A investigação foi instaurada pela 3ª Promotoria de Justiça de Tutela do Consumidor, do Contribuinte e de Proteção de Dados Pessoais. O órgão quer apurar se houve prática abusiva por parte da Secretaria Municipal de Transportes ao determinar o uso exclusivo do sistema digital operado pela empresa Bilhete Digital S.A.
Prefeito critica circulação de dinheiro vivo no sistema
Ao comentar o caso, Cavaliere afirmou que espera que o Ministério Público também investigue a movimentação de recursos em espécie no sistema de ônibus da cidade.
“Excelente notícia! Quero crer que este Promotor de Justiça do Ministério Público do Rio de Janeiro agora vai dedicar tempo para ‘apurar’ o que as antigas empresas de ônibus faziam com a circulação de R$ 1 milhão e 300 mil por dia em dinheiro dentro dos ônibus”, declarou o prefeito.
Na sequência, ele reforçou o argumento de que a digitalização do sistema permitirá mais transparência e fiscalização das receitas do transporte público municipal.
“São mais de R$ 30 milhões de reais por mês que não podem ser apurados com transparência pelos órgãos de controle. Tenho convicção de que uma instituição séria – fundamental para transformação nos transportes iniciada pela prefeitura em 2021 – vai apoiar mais esta medida que promove governança, transparência e acesso à informação do sistema público de transporte municipal”, afirmou.
Cavaliere cita adesão de usuários ao pagamento digital
O prefeito também destacou que a maior parte dos passageiros já utiliza meios eletrônicos para acessar o transporte público carioca.
“Que instituição poderia ser contra isso?! 92% dos cariocas que usam o sistema todos os dias fazem via cartão e aplicativo.

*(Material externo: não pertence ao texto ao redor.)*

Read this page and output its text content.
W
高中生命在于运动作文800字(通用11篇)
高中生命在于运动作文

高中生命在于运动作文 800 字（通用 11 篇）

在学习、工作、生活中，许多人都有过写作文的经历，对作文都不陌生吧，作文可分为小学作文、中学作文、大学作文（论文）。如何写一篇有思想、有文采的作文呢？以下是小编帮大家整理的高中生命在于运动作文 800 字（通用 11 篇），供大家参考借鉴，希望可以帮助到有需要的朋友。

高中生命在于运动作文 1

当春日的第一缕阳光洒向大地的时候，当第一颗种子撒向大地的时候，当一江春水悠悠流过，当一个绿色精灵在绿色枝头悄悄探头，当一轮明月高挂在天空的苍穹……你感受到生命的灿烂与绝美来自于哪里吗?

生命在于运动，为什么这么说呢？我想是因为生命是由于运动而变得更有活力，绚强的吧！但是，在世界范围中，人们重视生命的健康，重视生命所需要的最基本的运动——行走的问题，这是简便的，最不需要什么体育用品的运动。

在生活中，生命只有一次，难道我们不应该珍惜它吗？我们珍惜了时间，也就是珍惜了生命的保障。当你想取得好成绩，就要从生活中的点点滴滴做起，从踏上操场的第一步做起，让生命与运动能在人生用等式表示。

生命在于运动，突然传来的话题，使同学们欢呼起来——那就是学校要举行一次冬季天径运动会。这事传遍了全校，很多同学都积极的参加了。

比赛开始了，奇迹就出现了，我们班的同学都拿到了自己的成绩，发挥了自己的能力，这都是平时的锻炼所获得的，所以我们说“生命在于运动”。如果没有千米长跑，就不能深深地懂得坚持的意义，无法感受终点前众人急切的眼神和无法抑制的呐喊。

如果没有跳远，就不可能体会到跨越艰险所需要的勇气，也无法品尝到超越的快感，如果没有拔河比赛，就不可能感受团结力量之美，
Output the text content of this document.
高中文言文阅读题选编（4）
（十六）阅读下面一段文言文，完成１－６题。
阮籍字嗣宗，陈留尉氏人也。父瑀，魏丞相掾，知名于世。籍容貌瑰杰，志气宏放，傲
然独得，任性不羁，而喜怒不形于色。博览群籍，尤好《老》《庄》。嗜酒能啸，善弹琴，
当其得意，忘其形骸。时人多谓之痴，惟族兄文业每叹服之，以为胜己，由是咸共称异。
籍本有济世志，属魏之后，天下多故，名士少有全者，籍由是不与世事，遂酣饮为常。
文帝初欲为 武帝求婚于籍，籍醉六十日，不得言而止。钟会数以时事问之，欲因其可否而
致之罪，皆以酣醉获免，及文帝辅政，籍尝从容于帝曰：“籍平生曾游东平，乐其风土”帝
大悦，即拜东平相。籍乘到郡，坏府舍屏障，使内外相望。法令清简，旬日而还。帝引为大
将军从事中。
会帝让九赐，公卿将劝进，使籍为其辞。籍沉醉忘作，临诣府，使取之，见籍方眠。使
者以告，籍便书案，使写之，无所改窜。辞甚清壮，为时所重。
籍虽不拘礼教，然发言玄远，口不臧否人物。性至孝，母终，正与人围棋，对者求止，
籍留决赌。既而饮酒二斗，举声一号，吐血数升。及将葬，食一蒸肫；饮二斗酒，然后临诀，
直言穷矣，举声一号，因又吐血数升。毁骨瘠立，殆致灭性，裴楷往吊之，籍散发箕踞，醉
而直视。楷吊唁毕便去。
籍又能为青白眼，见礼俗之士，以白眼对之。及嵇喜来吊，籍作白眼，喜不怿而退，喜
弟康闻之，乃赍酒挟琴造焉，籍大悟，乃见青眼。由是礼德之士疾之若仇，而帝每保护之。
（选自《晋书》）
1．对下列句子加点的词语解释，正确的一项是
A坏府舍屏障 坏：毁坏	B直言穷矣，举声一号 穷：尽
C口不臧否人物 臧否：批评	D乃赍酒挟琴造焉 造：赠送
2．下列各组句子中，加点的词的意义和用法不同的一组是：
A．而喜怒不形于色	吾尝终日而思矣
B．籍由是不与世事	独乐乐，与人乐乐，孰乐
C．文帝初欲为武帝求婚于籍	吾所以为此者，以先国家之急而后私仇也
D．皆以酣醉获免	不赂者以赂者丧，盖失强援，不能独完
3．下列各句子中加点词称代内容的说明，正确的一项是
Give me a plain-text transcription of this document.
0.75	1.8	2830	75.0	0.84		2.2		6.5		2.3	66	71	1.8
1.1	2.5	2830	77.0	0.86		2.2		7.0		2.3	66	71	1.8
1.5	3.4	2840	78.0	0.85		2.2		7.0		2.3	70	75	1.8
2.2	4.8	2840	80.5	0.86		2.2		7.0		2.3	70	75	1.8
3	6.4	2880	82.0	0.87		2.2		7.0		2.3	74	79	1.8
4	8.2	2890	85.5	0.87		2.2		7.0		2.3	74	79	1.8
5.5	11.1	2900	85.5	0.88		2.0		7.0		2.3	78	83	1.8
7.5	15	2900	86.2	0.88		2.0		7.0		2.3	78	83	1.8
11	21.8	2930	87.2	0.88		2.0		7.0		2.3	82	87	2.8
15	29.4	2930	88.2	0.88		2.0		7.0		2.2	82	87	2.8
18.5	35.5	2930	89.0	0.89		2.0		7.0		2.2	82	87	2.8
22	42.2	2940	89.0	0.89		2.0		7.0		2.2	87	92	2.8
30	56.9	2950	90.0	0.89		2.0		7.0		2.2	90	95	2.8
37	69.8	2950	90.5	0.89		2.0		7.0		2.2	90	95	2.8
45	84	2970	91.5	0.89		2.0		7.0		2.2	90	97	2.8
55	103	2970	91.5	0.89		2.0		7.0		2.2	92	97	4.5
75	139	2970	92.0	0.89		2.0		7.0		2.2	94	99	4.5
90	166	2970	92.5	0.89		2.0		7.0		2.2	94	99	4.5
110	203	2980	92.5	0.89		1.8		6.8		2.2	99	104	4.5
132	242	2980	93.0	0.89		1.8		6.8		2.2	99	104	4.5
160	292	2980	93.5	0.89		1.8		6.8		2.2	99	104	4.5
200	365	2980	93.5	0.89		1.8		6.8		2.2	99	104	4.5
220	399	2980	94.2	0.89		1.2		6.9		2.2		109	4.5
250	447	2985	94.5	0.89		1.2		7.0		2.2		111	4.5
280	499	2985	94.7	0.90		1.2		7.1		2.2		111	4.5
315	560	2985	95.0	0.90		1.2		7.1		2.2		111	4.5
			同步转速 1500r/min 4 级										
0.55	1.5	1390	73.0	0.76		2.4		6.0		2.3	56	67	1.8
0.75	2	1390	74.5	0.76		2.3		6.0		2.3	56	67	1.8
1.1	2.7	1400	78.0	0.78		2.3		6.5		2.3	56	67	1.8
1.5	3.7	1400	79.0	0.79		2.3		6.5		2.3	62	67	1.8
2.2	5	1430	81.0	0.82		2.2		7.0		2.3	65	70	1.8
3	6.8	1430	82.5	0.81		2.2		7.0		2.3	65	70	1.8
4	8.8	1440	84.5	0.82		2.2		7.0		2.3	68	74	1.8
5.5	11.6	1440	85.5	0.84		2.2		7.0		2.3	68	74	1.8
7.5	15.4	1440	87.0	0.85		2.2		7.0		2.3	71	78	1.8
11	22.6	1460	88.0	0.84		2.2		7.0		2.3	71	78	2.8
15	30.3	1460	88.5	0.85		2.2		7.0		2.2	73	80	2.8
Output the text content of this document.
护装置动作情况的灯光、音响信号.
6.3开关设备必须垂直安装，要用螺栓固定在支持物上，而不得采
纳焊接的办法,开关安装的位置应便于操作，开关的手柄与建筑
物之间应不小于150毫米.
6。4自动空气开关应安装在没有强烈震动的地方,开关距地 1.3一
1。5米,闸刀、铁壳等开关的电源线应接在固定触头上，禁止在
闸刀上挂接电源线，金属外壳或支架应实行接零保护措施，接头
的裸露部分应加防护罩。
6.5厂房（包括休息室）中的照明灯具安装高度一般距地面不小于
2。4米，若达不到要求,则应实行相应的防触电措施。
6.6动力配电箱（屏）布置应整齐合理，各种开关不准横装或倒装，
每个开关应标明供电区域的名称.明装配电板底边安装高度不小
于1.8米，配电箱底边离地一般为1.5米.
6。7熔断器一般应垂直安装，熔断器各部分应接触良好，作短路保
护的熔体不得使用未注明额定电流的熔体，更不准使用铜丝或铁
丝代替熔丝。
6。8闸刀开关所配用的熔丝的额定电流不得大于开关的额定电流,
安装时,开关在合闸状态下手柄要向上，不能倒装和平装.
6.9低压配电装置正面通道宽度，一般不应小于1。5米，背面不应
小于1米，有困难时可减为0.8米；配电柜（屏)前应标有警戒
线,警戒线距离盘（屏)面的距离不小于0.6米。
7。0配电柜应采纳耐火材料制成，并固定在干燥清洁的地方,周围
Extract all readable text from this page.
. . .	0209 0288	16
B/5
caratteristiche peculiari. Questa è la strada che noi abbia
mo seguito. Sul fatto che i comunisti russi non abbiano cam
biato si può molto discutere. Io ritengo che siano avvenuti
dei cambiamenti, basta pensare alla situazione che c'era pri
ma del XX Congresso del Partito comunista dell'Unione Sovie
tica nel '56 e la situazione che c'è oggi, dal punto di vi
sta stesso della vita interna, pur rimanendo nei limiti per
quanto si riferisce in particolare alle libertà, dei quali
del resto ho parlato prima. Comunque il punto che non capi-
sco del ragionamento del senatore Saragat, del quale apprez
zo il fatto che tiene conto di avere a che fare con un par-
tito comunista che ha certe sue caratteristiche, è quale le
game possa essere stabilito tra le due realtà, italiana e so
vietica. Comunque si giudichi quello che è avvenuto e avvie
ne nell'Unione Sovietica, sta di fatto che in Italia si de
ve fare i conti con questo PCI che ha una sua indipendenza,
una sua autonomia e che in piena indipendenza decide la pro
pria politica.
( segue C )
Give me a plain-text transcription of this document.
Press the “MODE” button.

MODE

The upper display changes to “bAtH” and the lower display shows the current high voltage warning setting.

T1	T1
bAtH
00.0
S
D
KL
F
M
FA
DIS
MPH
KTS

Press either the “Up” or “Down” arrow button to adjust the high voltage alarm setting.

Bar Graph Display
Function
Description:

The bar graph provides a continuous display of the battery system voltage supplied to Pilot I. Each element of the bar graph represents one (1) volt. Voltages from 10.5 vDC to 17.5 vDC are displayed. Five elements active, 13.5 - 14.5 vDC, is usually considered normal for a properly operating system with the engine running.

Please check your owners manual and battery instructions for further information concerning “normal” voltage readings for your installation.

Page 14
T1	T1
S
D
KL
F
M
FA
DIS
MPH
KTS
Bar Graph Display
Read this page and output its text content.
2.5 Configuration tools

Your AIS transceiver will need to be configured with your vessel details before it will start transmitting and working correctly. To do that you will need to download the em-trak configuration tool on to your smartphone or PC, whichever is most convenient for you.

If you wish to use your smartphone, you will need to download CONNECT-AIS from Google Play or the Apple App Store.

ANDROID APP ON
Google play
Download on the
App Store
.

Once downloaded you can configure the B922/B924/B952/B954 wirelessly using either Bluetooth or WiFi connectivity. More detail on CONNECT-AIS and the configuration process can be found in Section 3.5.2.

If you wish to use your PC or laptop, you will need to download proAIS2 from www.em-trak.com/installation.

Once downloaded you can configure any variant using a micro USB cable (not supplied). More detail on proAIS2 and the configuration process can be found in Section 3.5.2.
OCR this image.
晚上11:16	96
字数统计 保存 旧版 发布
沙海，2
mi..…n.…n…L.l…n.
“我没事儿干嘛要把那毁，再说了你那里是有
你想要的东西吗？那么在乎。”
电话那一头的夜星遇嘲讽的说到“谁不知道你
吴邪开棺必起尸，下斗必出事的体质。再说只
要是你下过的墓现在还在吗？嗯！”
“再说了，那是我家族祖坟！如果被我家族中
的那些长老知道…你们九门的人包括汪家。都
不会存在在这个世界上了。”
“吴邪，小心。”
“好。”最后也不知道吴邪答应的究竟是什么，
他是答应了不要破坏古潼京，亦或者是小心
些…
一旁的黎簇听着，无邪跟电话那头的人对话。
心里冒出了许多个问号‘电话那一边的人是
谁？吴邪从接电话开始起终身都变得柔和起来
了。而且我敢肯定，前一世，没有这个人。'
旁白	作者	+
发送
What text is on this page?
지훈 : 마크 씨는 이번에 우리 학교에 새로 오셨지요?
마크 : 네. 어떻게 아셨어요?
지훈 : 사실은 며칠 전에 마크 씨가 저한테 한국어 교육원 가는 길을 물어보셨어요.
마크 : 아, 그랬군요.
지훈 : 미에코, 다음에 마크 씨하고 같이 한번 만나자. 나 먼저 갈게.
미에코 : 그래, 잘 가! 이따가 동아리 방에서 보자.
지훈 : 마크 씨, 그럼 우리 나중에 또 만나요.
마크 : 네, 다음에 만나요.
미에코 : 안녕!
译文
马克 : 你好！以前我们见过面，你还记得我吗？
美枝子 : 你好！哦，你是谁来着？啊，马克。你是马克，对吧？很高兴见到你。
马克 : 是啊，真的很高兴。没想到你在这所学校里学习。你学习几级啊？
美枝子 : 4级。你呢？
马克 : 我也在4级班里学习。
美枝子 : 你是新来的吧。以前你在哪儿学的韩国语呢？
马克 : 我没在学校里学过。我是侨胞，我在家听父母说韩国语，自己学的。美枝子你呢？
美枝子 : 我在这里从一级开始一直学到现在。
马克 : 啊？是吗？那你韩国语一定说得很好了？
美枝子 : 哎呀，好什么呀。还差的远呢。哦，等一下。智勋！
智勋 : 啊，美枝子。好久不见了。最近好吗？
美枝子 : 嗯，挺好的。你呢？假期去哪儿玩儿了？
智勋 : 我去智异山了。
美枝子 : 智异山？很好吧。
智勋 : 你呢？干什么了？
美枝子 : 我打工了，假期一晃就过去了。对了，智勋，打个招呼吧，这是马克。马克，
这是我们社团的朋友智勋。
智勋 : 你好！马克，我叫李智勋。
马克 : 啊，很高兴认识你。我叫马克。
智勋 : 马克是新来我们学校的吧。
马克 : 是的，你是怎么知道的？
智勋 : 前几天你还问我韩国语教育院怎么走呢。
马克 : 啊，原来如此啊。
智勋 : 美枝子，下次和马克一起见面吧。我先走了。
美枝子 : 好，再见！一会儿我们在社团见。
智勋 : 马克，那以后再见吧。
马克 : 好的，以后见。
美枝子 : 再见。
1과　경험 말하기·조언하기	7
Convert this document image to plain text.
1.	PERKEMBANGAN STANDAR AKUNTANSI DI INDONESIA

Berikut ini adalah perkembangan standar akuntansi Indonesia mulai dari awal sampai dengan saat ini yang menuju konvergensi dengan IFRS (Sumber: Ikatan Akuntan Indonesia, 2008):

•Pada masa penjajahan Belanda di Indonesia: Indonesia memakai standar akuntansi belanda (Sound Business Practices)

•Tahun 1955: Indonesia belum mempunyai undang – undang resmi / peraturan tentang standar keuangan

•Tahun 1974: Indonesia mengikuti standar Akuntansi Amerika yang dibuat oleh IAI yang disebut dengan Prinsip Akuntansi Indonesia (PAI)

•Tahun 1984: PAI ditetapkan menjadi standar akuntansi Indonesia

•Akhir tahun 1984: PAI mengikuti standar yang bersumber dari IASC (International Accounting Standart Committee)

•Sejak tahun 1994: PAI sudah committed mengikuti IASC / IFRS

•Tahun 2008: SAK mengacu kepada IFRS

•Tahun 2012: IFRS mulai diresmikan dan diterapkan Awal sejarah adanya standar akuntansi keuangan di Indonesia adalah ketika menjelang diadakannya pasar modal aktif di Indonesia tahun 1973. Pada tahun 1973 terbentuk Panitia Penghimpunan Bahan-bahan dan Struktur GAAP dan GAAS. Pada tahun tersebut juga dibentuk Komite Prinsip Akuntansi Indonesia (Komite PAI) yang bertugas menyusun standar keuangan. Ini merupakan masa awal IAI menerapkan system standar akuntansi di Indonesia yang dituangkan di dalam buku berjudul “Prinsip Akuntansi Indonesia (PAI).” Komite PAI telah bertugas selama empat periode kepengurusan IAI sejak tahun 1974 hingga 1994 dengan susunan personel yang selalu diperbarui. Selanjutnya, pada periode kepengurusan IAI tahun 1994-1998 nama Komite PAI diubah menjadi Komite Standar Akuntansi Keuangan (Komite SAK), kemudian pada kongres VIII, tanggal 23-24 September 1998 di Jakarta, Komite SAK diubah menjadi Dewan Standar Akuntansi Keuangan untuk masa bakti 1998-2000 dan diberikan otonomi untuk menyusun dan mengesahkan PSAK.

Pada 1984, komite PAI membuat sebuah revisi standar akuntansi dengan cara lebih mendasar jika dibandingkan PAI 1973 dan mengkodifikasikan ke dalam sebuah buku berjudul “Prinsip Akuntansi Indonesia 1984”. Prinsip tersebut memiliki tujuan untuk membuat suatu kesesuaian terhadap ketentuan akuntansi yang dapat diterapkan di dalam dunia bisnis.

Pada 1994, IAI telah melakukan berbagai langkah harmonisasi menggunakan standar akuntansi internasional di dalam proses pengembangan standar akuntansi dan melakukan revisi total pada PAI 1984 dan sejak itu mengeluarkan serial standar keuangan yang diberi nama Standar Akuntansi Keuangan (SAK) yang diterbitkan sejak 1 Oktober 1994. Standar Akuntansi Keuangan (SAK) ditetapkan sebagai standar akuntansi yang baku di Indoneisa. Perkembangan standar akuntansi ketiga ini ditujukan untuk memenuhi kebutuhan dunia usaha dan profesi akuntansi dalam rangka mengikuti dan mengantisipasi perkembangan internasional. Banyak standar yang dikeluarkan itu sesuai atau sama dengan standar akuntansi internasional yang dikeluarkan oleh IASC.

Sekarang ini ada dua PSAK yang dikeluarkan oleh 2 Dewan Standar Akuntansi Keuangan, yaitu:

Os BRTs e os VLTs não aceitam dinheiro dentro dos veículos e são exemplo de qualidade no serviço e transparência. Seguimos”, concluiu Cavaliere.
Segundo a prefeitura, a mudança começará a valer a partir do próximo dia 30. Com isso, os ônibus municipais do Rio deixarão de aceitar pagamento em dinheiro em todas as linhas da cidade.
MPRJ cobra esclarecimentos sobre impactos da mudança
No inquérito civil, o MPRJ informou que solicitou explicações à Secretaria Municipal de Transportes sobre as razões técnicas e administrativas que embasaram a decisão de extinguir o pagamento em espécie nos coletivos.
A promotoria também quer saber se haverá alternativas para usuários sem acesso a meios digitais e se foram previstas medidas para minimizar possíveis impactos sobre passageiros em situação de vulnerabilidade social.
Além da prefeitura, o Ministério Público oficiou o consórcio Bilhete Digital para detalhar o funcionamento do sistema Jaé, incluindo formas de acesso, pontos de recarga e mecanismos disponíveis aos usuários. Tanto a secretaria quanto o consórcio terão prazo de dez dias para responder aos questionamentos.
Mudanças no Jaé e no Bilhete Único Carioca
Com a nova regra, o acesso aos ônibus municipais será feito exclusivamente pelos cartões Jaé ou Riocard. Neste último caso, apenas passageiros que utilizam o Bilhete Único Intermunicipal (BUI) poderão continuar usando o sistema.
Também a partir do dia 30, a integração do Bilhete Único Carioca passará a funcionar somente com o cartão Jaé preto. O cartão avulso verde deixará de ser aceito nas integrações tarifárias do Bilhete Único Carioca (BUC) e do Bilhete Único Margaridas (BUM).